Project Camelot is worth knowing about because something like it might be tried again. The Army (and perhaps other agencies) sought in 1964 to enlist sociologists, anthropologists, political scientists, psychologists, and other social scientists in a project portrayed as an effort to understand what makes a democracy stable. With these findings the United States could seek to strengthen Latin American democracies by contributing to those forces for stability. Building up a middle class and creating independent judiciaries were among the actions envisioned. A small number of well-respected social scientists signed up for the project. For the most part, these academics were liberal anti-Communists who strongly favored the idea of strengthening democracies in Latin America.

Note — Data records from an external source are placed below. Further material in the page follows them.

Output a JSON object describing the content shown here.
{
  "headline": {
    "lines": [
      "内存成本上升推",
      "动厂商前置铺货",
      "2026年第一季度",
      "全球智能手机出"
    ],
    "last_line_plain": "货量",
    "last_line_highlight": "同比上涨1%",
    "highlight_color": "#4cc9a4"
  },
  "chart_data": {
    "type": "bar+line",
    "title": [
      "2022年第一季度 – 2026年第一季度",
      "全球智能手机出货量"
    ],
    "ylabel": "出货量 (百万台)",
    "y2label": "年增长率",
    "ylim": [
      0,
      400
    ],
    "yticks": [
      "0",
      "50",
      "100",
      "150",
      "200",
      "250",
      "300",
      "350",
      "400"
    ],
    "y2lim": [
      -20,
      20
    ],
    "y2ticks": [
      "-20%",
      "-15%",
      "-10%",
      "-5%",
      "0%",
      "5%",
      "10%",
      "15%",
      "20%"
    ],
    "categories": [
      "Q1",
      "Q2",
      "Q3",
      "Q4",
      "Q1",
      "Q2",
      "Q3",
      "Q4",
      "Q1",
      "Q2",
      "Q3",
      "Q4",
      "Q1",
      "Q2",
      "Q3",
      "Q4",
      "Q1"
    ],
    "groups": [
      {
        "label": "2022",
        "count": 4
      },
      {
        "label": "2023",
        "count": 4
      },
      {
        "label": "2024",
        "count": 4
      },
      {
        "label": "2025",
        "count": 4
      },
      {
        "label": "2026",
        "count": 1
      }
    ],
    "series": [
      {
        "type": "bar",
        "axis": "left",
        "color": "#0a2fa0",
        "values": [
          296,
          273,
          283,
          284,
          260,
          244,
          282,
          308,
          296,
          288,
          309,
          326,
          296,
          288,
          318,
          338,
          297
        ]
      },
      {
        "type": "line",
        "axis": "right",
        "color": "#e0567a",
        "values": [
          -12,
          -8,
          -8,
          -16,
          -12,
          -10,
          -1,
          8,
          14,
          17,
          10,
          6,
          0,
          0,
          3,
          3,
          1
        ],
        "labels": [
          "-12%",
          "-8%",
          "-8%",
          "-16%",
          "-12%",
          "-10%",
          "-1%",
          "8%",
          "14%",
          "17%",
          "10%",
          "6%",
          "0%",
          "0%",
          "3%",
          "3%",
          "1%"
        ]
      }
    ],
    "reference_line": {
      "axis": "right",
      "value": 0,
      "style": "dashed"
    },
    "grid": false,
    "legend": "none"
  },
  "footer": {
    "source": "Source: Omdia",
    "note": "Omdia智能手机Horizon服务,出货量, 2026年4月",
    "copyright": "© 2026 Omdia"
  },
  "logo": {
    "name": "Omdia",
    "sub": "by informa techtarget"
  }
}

Then people began to realize that the purpose of the project could easily be turned on its head: what can make a democracy
unstable? At that time there were emerging democracies and quasi-democracies in Latin America that scared the U.S. in the aftermath of the Cuban Revolution. Chile was to be the site of the first project, and in the 1970s the U.S. moved to overturn the results of a democratic election (Allende) -- by coup rather than by employing what Project Camelot might have discovered.
Army funding was concealed but not by those private foundations. The Special Operations Research Organization, which had a
very loose affiliation with the American University in Washington, provided the cover. Johan Galtung of Norway was instrumental in exposing the Army funding of what appeared to most prospective researchers to be an academically-based research program of some merit.
Project Camelot was never classified, although its funding was indeed hidden. The project never got off the ground; Congressional hearings killed it in 1965. The reputations of some very good social scientists were badly smudged, and for a period all social science research conducted in Latin America was suspect. Some governments made it impossible for American social scientists to work in their countries. Even the empirical methods of American social science were rejected in favor of a Leninist "Who needs facts when you know the truth?"
It is the case that private foundation funding and secret CIA funding supported several other projects at American universities, most notably MIT. Some of the universities that received such funding insisted that the results of the research could never be censored, much less withheld, at the direction of the CIA. Some did not do so. Today, many leading research universities will not undertake classified research under any circumstances.